FPGA AI Suite: SoC Design Example User Guide

ID 768979
Date 3/29/2024
Public
Document Table of Contents

8.1.2.1. Review of M2M mode

To explain how the buffers are managed in streaming mode, it can help to review the existing flow for M2M mode.

The inference application loads source images from .bmp files into memory allocated from its heap. These buffers are 224x224x3 uint8_t samples (150528 bytes). During the load, the BGR channels are rearranged from interleaved channels into planes.

OpenVINO™ inference requests are created by the application using the inference engine. These inference requests allocate buffers in the on-board EMIF memory. The size of each of these buffers is the size of the input buffer plus the size of the output buffer. The input buffer size depends FPGA AI Suite IP parameters (specified in the .arch file) for which the graph was compiled.

The BGR planar image buffers are attached as input blobs to these OpenVINO™ inference requests, which are then scheduled for execution.

Preprocessing Steps

In M2M mode, the preprocessing steps are performed in software.
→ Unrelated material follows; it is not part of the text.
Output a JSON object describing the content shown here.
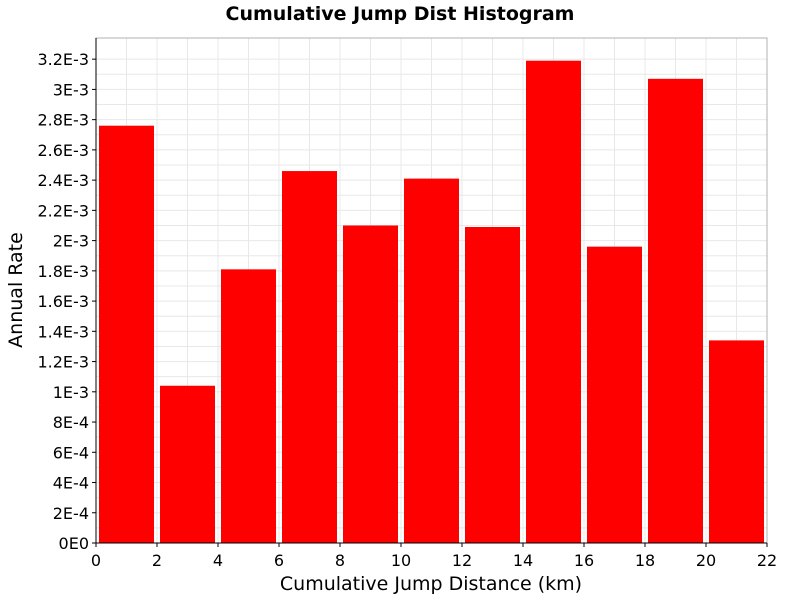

  • The samples are converted to 32-bit floating point, and the mean G, B and R values of the imagenet dataset are subtracted from each sample accordingly.
  • The samples are converted to 16-bit floating point.
  • A layout transform then maps these samples into a larger buffer which has padding, in the layout expected by the FPGA AI Suite.

Inference Execution Steps

  • The transformed image is written directly to board memory at its allocated address.
  • The FPGA AI Suite IP CSR registers are programmed to schedule the inference.
  • The FPGA AI Suite OpenVINO™ plugin monitors the completion count register (located on the FPGA AI Suite IP), either by polling or receiving an interrupt, and waits until the count increments.
  • The results buffer (2048 bytes) is read directly from the EMIF on the board to HPS memory.

Postprocessing Steps

  • The samples in the results buffer (1001 16-bit floating point values) are converted to 32-bit floating point.
  • The inference application receives these buffers, sorts them, and collects the top five results.